When the FDA approved zuranolone (Zurzuvae) for postpartum depression in 2023 while declining to approve it for major depressive disorder, the agency made a defensible scientific decision and an indefensible commercial one. The science was contested but reasonable: the MDD program produced modest effect sizes and one failed pivotal trial. The commercial structure that resulted has now produced exactly the outcome a more sophisticated review would have anticipated.
The structural trap
A PPD-only label creates several intersecting constraints that compound rather than offset each other.
First, the addressable patient population is small. PPD prevalence is substantial in absolute terms, but the diagnosed and pharmacologically treated population is a fraction of that. Most postpartum depression is managed by SSRIs through obstetric and primary care channels, not by psychiatry referrals.
Second, the prescribing pathway is fragmented. Obstetricians, who see PPD patients most directly, are not typically comfortable prescribing a novel neurosteroid. Psychiatrists, who would be, are not typically the first clinician a postpartum patient sees.

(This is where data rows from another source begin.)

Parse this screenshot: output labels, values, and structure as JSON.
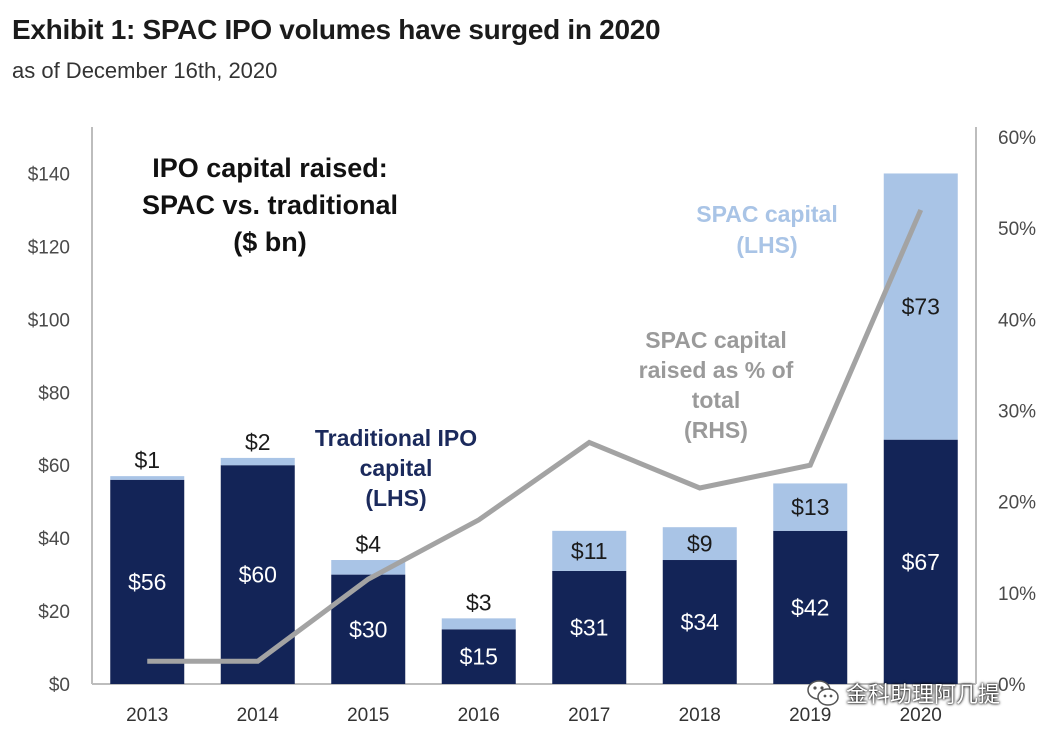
{
  "title": "Exhibit 1: SPAC IPO volumes have surged in 2020",
  "subtitle": "as of December 16th, 2020",
  "watermark": {
    "text": "金科助理阿几提",
    "icon": "wechat-icon"
  },
  "colors": {
    "traditional": "#132457",
    "spac": "#a9c4e6",
    "line": "#a3a3a3",
    "spac_label": "#a9c4e6",
    "line_label": "#9a9a9a",
    "traditional_label": "#1b2a5c"
  },
  "chart_data": {
    "type": "bar",
    "stacked": true,
    "categories": [
      "2013",
      "2014",
      "2015",
      "2016",
      "2017",
      "2018",
      "2019",
      "2020"
    ],
    "series": [
      {
        "name": "Traditional IPO capital (LHS)",
        "axis": "left",
        "values": [
          56,
          60,
          30,
          15,
          31,
          34,
          42,
          67
        ]
      },
      {
        "name": "SPAC capital (LHS)",
        "axis": "left",
        "values": [
          1,
          2,
          4,
          3,
          11,
          9,
          13,
          73
        ]
      },
      {
        "name": "SPAC capital raised as % of total (RHS)",
        "axis": "right",
        "type": "line",
        "values": [
          2.5,
          2.5,
          11.5,
          18,
          26.5,
          21.5,
          24,
          52
        ]
      }
    ],
    "bar_labels": {
      "traditional": [
        "$56",
        "$60",
        "$30",
        "$15",
        "$31",
        "$34",
        "$42",
        "$67"
      ],
      "spac": [
        "$1",
        "$2",
        "$4",
        "$3",
        "$11",
        "$9",
        "$13",
        "$73"
      ]
    },
    "left_axis": {
      "ticks": [
        "$0",
        "$20",
        "$40",
        "$60",
        "$80",
        "$100",
        "$120",
        "$140"
      ],
      "ylim": [
        0,
        150
      ]
    },
    "right_axis": {
      "ticks": [
        "0%",
        "10%",
        "20%",
        "30%",
        "40%",
        "50%",
        "60%"
      ],
      "ylim": [
        0,
        60
      ]
    },
    "annotations": {
      "chart_title": [
        "IPO capital raised:",
        "SPAC vs. traditional",
        "($ bn)"
      ],
      "spac_capital": [
        "SPAC capital",
        "(LHS)"
      ],
      "spac_pct": [
        "SPAC capital",
        "raised as % of",
        "total",
        "(RHS)"
      ],
      "traditional": [
        "Traditional IPO",
        "capital",
        "(LHS)"
      ]
    },
    "grid": false,
    "legend": "none"
  }
}
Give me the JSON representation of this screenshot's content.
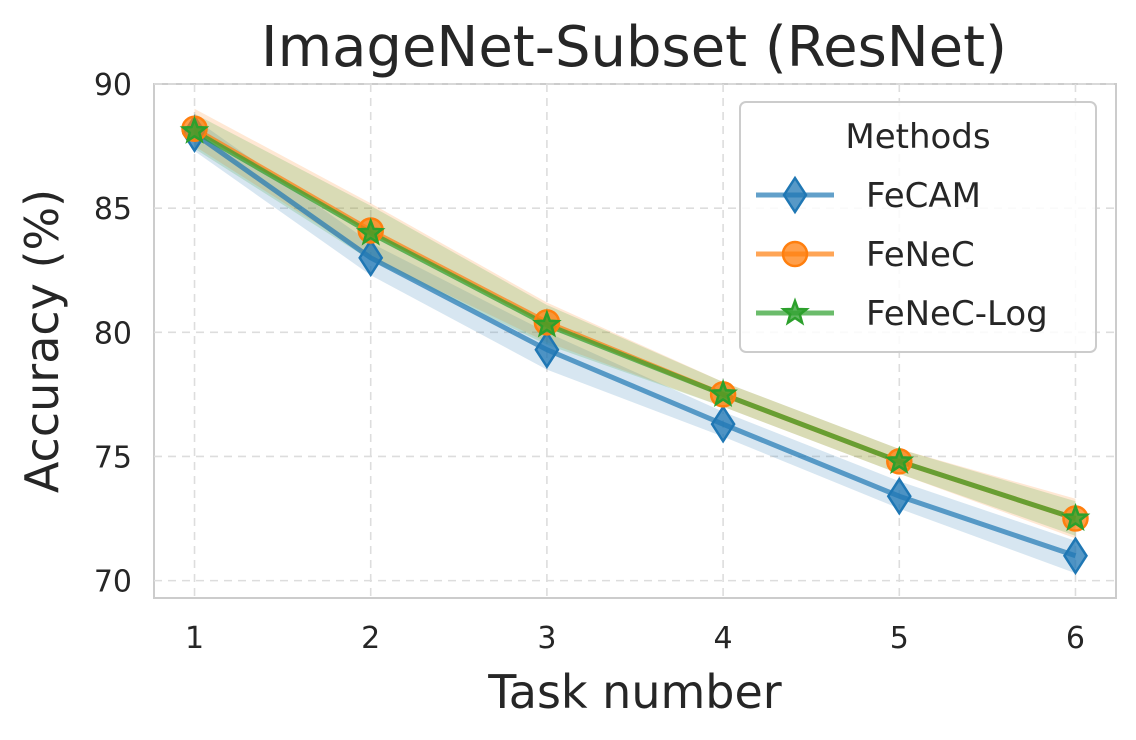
{
  "chart_data": {
    "type": "line",
    "title": "ImageNet-Subset (ResNet)",
    "xlabel": "Task number",
    "ylabel": "Accuracy (%)",
    "x": [
      1,
      2,
      3,
      4,
      5,
      6
    ],
    "xlim": [
      0.77,
      6.23
    ],
    "ylim": [
      69.3,
      90
    ],
    "yticks": [
      70,
      75,
      80,
      85,
      90
    ],
    "grid": true,
    "legend": {
      "title": "Methods",
      "placement": "top-right"
    },
    "series": [
      {
        "name": "FeCAM",
        "color": "#1f77b4",
        "marker": "diamond",
        "values": [
          88.0,
          83.0,
          79.3,
          76.3,
          73.4,
          71.0
        ],
        "band_lower": [
          87.3,
          82.3,
          78.5,
          75.8,
          72.9,
          70.3
        ],
        "band_upper": [
          88.6,
          83.6,
          80.0,
          76.8,
          74.0,
          71.6
        ]
      },
      {
        "name": "FeNeC",
        "color": "#ff7f0e",
        "marker": "circle",
        "values": [
          88.2,
          84.1,
          80.4,
          77.5,
          74.8,
          72.5
        ],
        "band_lower": [
          87.5,
          83.0,
          79.6,
          77.0,
          74.3,
          71.7
        ],
        "band_upper": [
          89.0,
          85.2,
          81.2,
          78.0,
          75.3,
          73.3
        ]
      },
      {
        "name": "FeNeC-Log",
        "color": "#2ca02c",
        "marker": "star",
        "values": [
          88.1,
          84.0,
          80.3,
          77.5,
          74.8,
          72.5
        ],
        "band_lower": [
          87.4,
          82.9,
          79.5,
          77.0,
          74.3,
          71.8
        ],
        "band_upper": [
          88.8,
          85.1,
          81.1,
          78.0,
          75.3,
          73.2
        ]
      }
    ]
  }
}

Third, the price point that supports an innovative drug program is incompatible with the volume that an obstetrics channel can deliver. Sage and partner Biogen priced Zurzuvae at roughly $16,000 for a 14-day course: a price the science arguably supports but the commercial structure cannot sustain on PPD volume alone.
What actually happened
Sage’s publicly signaled exploration of strategic alternatives ended in an acquisition, not a turnaround. Supernus Pharmaceuticals completed its purchase of Sage Therapeutics on July 31, 2025, at $8.50 per share in cash plus one contingent value right worth up to $3.50 per share. Sage shares were delisted from Nasdaq following the close, and the additional neurosteroid programs referenced in the original analysis are now part of Supernus, not an independent company’s pipeline. The SAGE-718 / dalzanemdor cognitive-disorders program had already been discontinued in November 2024 after Phase 2 failures.
The acquisition is the outcome this piece flagged as the realistic one: a strategic acquirer solving the channel fragmentation problem and rationalizing the cost structure of a clinical-stage company carrying commercial overhead a PPD-only label could not support. Supernus now holds Sage’s side of the Zurzuvae collaboration. Biogen’s role is unchanged: the drug’s U.S. economics still run through the original Sage-Biogen collaboration, with Supernus now stepping into Sage’s position.
The generalizable lesson
The mistake to learn from is not narrowly Sage’s. Several upcoming psychedelic and rapid-acting antidepressant programs face the same indication-versus-label question. A “go for the narrowest indication that gets approved” strategy, which has worked beautifully in oncology, does not work the same way in psychiatry. Psychiatric labels require commercial infrastructure that scales with patient volume, and the channels are not interchangeable across indications.
Sponsors mid-stream in MDD and TRD programs should be reading the Sage outcome closely. The wrong narrow-indication strategy can produce an asset that is scientifically valid and commercially trapped.